Hi everybody,
I would like to know if there is a way in order to obtain, for a certain molecule, all the fragments/substructures defining a certain fingerprints vector (e.g. Morgan,FeatMorgan, etc.).
Thanks in advance,
Giovanni
Hi everybody,
I would like to know if there is a way in order to obtain, for a certain molecule, all the fragments/substructures defining a certain fingerprints vector (e.g. Morgan,FeatMorgan, etc.).
Thanks in advance,
Giovanni
Hi Giovanni
As you have yet to get a response I will let you know what limited information I have.
I don't believe CDK, RDKit or Indigo have implemented any method of identifying which bits correspond to each index in their hashed fingerprints. ChemAxon have implemented in for ECFP and FCFP : http://www.chemaxon.com/jchem/doc/user/ECFP.html.
MACCS keys will likely vary between implementation. Here is an example for RDKit: http://rdkit.org/docs/api/rdkit.Chem.MACCSkeys-pysrc.html.
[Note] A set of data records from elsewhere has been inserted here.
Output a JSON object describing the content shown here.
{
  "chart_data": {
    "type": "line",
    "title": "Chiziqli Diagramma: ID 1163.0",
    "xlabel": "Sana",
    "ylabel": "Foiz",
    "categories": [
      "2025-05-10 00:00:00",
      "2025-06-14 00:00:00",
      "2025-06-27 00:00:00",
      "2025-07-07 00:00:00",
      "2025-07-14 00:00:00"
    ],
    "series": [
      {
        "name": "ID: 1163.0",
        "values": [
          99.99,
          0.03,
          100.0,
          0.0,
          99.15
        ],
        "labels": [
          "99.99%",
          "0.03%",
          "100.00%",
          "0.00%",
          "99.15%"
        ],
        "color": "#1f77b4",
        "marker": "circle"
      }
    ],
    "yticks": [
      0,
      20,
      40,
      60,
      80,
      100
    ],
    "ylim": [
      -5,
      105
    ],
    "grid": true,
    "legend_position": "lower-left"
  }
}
Pubchem keys can be found here: ftp://ftp.ncbi.nlm.nih.gov/pubchem/specifications/pubchem_fingerprints.txt
Did that help at all?
Cheers
Sam
Hi Sam,
Thank you for the references on dictionary-based fingerprints fragments (MACCS and PubChem keys). Anyway I was more interested in obtaining fragments relative to public, opensource, hashed fingerprints (e.g. CDK-JCompoundMapper, RDKit, Indigo). Unfortunately, from what you said, only ChemAxon has this possibility implemented and I imagine it is available only under commercial license.
I hope this feature could be implemented also in opensource nodes in the future. I think such a functionality would be very interesting, useful and it would add transparency to fingerprints generator nodes that sometimes can appear like black boxes.
Thank you anyway for your quick reply! I hope someone can tell me if there is any news on this front in the future.
Cheers,
Giovanni